Unfolding against the background of a vividly evoked Cornwall, the author apparently describes real villages, churches and old tin mining areas in the vicinity of Penzance. By contrast, real events are only hinted at. For instance, we know that when 11 year old Carrie goes up to London with her father Barnaby on a tin miners' demo against Margaret Thatcher, the news is full of the American space shuttle disaster, so it must be 1986….So, you find yourself working out the dates of other chapters. Just occasionally, there is a small glitch. For instance, when Barnaby is 29, Carrie surely cannot be more than four and so seems unlikely to be capable of making the wooden birthday gift as described.

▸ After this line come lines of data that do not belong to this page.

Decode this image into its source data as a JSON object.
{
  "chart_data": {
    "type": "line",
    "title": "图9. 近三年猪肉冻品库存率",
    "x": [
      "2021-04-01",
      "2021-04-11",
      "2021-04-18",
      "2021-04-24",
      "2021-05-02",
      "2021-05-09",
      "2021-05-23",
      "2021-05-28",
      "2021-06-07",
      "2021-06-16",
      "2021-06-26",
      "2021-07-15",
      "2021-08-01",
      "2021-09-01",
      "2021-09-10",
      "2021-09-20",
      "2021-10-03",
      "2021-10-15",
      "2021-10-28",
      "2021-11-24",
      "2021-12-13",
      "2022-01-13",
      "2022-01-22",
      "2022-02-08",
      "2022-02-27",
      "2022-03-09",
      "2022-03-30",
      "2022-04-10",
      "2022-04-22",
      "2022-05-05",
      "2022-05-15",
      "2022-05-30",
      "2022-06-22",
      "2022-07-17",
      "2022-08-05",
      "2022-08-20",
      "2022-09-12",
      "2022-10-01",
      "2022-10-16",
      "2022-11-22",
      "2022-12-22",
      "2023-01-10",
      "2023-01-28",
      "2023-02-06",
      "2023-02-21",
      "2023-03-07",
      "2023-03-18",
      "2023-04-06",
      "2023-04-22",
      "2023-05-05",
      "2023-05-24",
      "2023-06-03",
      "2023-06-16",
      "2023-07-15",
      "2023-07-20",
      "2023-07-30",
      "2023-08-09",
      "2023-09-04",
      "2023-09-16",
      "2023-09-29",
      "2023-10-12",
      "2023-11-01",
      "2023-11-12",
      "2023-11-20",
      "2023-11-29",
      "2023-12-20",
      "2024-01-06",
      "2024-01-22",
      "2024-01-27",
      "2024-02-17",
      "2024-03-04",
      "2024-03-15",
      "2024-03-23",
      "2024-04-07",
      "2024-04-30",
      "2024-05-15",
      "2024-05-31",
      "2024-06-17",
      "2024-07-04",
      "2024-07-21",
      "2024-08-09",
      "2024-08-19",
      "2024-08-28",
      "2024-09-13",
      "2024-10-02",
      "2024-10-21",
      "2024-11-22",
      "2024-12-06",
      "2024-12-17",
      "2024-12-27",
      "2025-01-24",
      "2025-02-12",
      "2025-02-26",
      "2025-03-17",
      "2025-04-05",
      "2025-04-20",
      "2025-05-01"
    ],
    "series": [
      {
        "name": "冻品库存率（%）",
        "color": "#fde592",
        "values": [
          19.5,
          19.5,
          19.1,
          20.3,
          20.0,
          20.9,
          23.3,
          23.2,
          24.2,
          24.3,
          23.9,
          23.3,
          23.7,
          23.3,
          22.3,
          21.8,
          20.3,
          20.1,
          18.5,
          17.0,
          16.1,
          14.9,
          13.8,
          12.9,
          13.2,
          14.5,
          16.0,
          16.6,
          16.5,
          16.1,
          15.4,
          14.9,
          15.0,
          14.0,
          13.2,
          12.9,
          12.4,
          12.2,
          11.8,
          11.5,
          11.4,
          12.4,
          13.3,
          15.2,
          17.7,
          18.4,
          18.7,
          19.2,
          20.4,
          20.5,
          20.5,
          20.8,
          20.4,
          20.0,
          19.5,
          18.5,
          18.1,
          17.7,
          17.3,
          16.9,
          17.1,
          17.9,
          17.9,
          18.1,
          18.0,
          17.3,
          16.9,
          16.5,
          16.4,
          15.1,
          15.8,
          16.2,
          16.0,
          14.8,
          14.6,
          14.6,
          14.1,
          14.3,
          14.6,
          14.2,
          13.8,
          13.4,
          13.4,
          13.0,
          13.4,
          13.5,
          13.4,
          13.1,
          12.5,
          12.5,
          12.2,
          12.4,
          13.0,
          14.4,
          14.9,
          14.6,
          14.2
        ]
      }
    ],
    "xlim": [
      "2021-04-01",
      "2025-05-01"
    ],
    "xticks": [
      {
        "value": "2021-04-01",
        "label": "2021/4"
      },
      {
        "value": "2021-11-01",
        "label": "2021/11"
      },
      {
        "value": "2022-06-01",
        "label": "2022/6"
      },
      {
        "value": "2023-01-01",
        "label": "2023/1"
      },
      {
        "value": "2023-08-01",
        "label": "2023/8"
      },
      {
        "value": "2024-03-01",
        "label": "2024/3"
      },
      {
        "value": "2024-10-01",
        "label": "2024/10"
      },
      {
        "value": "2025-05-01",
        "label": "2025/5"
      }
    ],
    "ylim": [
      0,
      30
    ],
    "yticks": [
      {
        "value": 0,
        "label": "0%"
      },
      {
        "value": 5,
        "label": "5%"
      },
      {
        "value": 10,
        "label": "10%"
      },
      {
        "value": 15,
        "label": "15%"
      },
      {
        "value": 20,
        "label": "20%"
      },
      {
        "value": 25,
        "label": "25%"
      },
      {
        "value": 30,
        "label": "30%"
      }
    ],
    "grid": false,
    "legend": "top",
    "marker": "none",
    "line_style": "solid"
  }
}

Although generally very entertaining, the characters tend to be caricatures or stereotypes, and some of the minor players, such as Carrie's friend Morwenna, are too thinly sketched. I was struck by the feminine tone of the male writer, his insight, for instance, into the thoughts of Barnaby's stolidly practical yet privately sensitive wife Dorothy, and realised that Patrick Gale must be gay – I felt that the book strikes an overly sentimental note only when he touches on topics which must be dear to his heart, like the church blessing of a civil union between two young women.
Overall, any reservations are quite minor. Although I agree with reviewers who have thought that the story could have probed deeper and the ending may seem a little too "feel good", it is very readable with a no doubt deceptively easy flow of words over which Gale has probably laboured with great care.